Belajar merdeka, belajar melampaui kompetensi fiktif
Peneliti SMERU untuk Research on Improving Systems of Education (RISE) Dr Shintia Refina menyebutkan, pada 2015 hanya 300.000 guru dari 1,6 juta guru yang lulus Uji Kompetensi Guru.
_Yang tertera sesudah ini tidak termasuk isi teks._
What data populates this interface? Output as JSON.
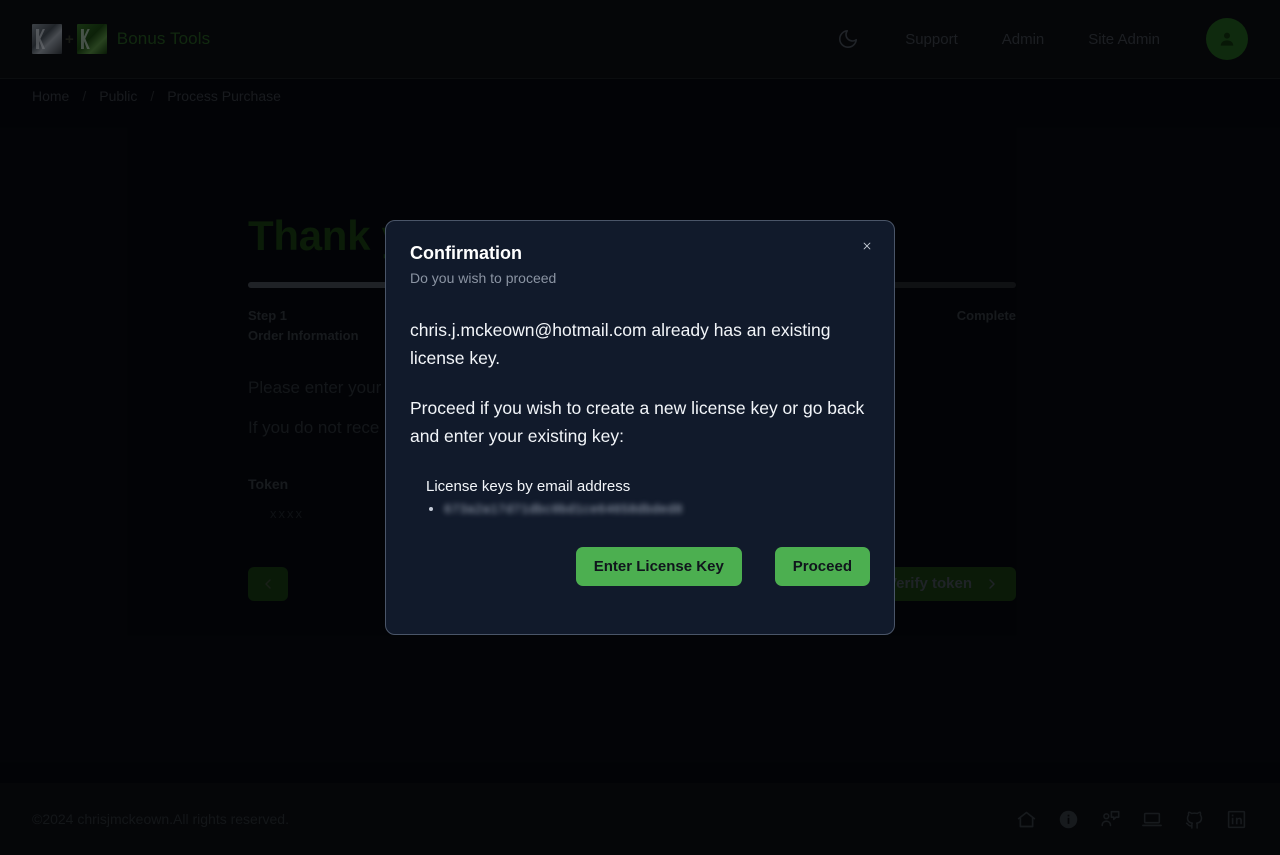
{
  "header": {
    "brand_name": "Bonus Tools",
    "logo_plus": "+",
    "theme_toggle_icon": "moon-icon",
    "avatar_icon": "user-icon",
    "nav": [
      {
        "label": "Support"
      },
      {
        "label": "Admin"
      },
      {
        "label": "Site Admin"
      }
    ]
  },
  "breadcrumb": {
    "separator": "/",
    "items": [
      {
        "label": "Home"
      },
      {
        "label": "Public"
      },
      {
        "label": "Process Purchase"
      }
    ]
  },
  "main": {
    "page_title": "Thank you",
    "progress_percent": 31,
    "steps": [
      {
        "number": "Step 1",
        "label": "Order Information"
      },
      {
        "number": "",
        "label": "Complete"
      }
    ],
    "paragraph_1": "Please enter your",
    "paragraph_2": "If you do not rece",
    "token_label": "Token",
    "token_value": "xxxx",
    "back_button": {
      "icon": "chevron-left-icon",
      "label": ""
    },
    "verify_button": {
      "label": "Verify token",
      "icon": "chevron-right-icon"
    }
  },
  "modal": {
    "title": "Confirmation",
    "subtitle": "Do you wish to proceed",
    "close_icon": "close-icon",
    "paragraph_1": "chris.j.mckeown@hotmail.com already has an existing license key.",
    "paragraph_2": "Proceed if you wish to create a new license key or go back and enter your existing key:",
    "keys_heading": "License keys by email address",
    "keys": [
      "673a2a17d71dbc0bd1ce64658dbded8"
    ],
    "buttons": {
      "enter_license_key": "Enter License Key",
      "proceed": "Proceed"
    }
  },
  "footer": {
    "copyright": "©2024 chrisjmckeown.All rights reserved.",
    "icons": [
      {
        "name": "home-icon"
      },
      {
        "name": "info-icon"
      },
      {
        "name": "support-chat-icon"
      },
      {
        "name": "laptop-icon"
      },
      {
        "name": "github-icon"
      },
      {
        "name": "linkedin-icon"
      }
    ]
  },
  "colors": {
    "accent_green": "#4caf50",
    "brand_green": "#1f4a1c",
    "modal_bg": "#111a2b",
    "page_bg": "#05070c"
  }
}
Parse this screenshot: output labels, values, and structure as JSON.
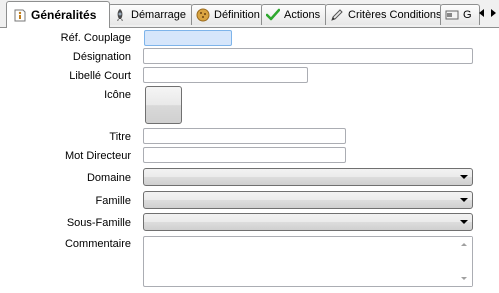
{
  "tabs": [
    {
      "label": "Généralités",
      "icon": "info-icon",
      "active": true
    },
    {
      "label": "Démarrage",
      "icon": "rocket-icon",
      "active": false
    },
    {
      "label": "Définition",
      "icon": "cookie-icon",
      "active": false
    },
    {
      "label": "Actions",
      "icon": "checkmark-icon",
      "active": false
    },
    {
      "label": "Critères Conditions",
      "icon": "pencil-icon",
      "active": false
    },
    {
      "label": "G",
      "icon": "card-icon",
      "active": false
    }
  ],
  "form": {
    "ref_couplage": {
      "label": "Réf. Couplage",
      "value": ""
    },
    "designation": {
      "label": "Désignation",
      "value": ""
    },
    "libelle_court": {
      "label": "Libellé Court",
      "value": ""
    },
    "icone": {
      "label": "Icône"
    },
    "titre": {
      "label": "Titre",
      "value": ""
    },
    "mot_directeur": {
      "label": "Mot Directeur",
      "value": ""
    },
    "domaine": {
      "label": "Domaine",
      "value": ""
    },
    "famille": {
      "label": "Famille",
      "value": ""
    },
    "sous_famille": {
      "label": "Sous-Famille",
      "value": ""
    },
    "commentaire": {
      "label": "Commentaire",
      "value": ""
    }
  },
  "colors": {
    "focus_bg": "#d6e6fb",
    "focus_border": "#7eb4ea"
  }
}
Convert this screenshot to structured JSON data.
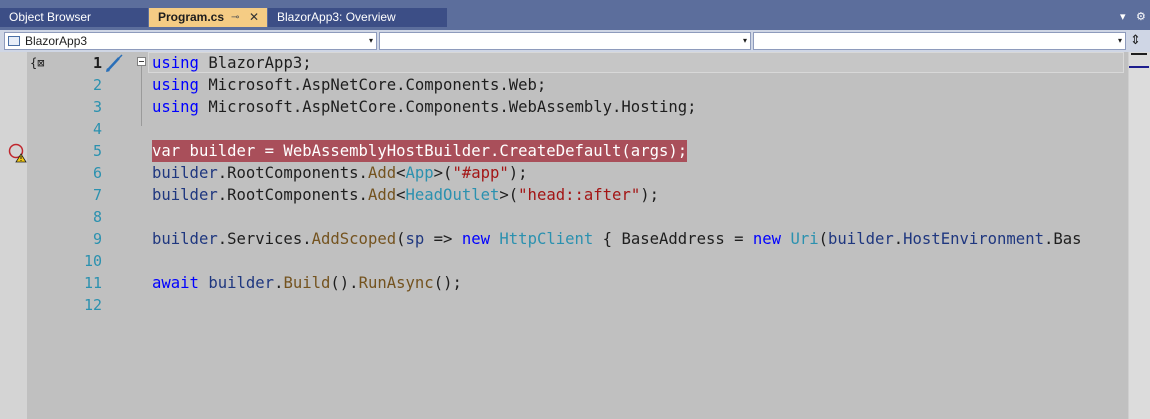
{
  "tabs": [
    {
      "label": "Object Browser",
      "active": false
    },
    {
      "label": "Program.cs",
      "active": true,
      "pin_glyph": "⊸",
      "close_glyph": "✕"
    },
    {
      "label": "BlazorApp3: Overview",
      "active": false
    }
  ],
  "tab_tools": {
    "dropdown_glyph": "▾",
    "settings_glyph": "⚙"
  },
  "navbar": {
    "project": "BlazorApp3",
    "type_combo": "",
    "member_combo": "",
    "caret_glyph": "▾",
    "split_glyph": "⇕"
  },
  "editor": {
    "context_glyph": "{⊠",
    "current_line": 1,
    "breakpoint_line": 5,
    "lines": [
      {
        "n": "1"
      },
      {
        "n": "2"
      },
      {
        "n": "3"
      },
      {
        "n": "4"
      },
      {
        "n": "5"
      },
      {
        "n": "6"
      },
      {
        "n": "7"
      },
      {
        "n": "8"
      },
      {
        "n": "9"
      },
      {
        "n": "10"
      },
      {
        "n": "11"
      },
      {
        "n": "12"
      }
    ],
    "tokens": {
      "l1": [
        "using",
        " BlazorApp3;"
      ],
      "l2": [
        "using",
        " Microsoft.AspNetCore.Components.Web;"
      ],
      "l3": [
        "using",
        " Microsoft.AspNetCore.Components.WebAssembly.Hosting;"
      ],
      "l5": "var builder = WebAssemblyHostBuilder.CreateDefault(args);",
      "l6": [
        "builder",
        ".RootComponents.",
        "Add",
        "<",
        "App",
        ">(",
        "\"#app\"",
        ");"
      ],
      "l7": [
        "builder",
        ".RootComponents.",
        "Add",
        "<",
        "HeadOutlet",
        ">(",
        "\"head::after\"",
        ");"
      ],
      "l9": [
        "builder",
        ".Services.",
        "AddScoped",
        "(",
        "sp",
        " => ",
        "new",
        " ",
        "HttpClient",
        " { BaseAddress = ",
        "new",
        " ",
        "Uri",
        "(",
        "builder",
        ".",
        "HostEnvironment",
        ".Bas"
      ],
      "l11": [
        "await",
        " ",
        "builder",
        ".",
        "Build",
        "().",
        "RunAsync",
        "();"
      ]
    }
  }
}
Fakta ini seyogianya membuat kita bergeleng kepala.
Lebih menyedihkan apabila mengikuti pernyataan Peneliti Kebijakan Pendidikan dari Universitas Sampoerna Iwan Syahril PhD: belum pernah menemukan literatur acuan yang digunakan oleh pemerintah untuk merumuskan dan menetapkan kompetensi guru sebagaimana tertuang dalam Pasal 10 UU No.14 Tahun 2005 tentang Guru dan Dosen.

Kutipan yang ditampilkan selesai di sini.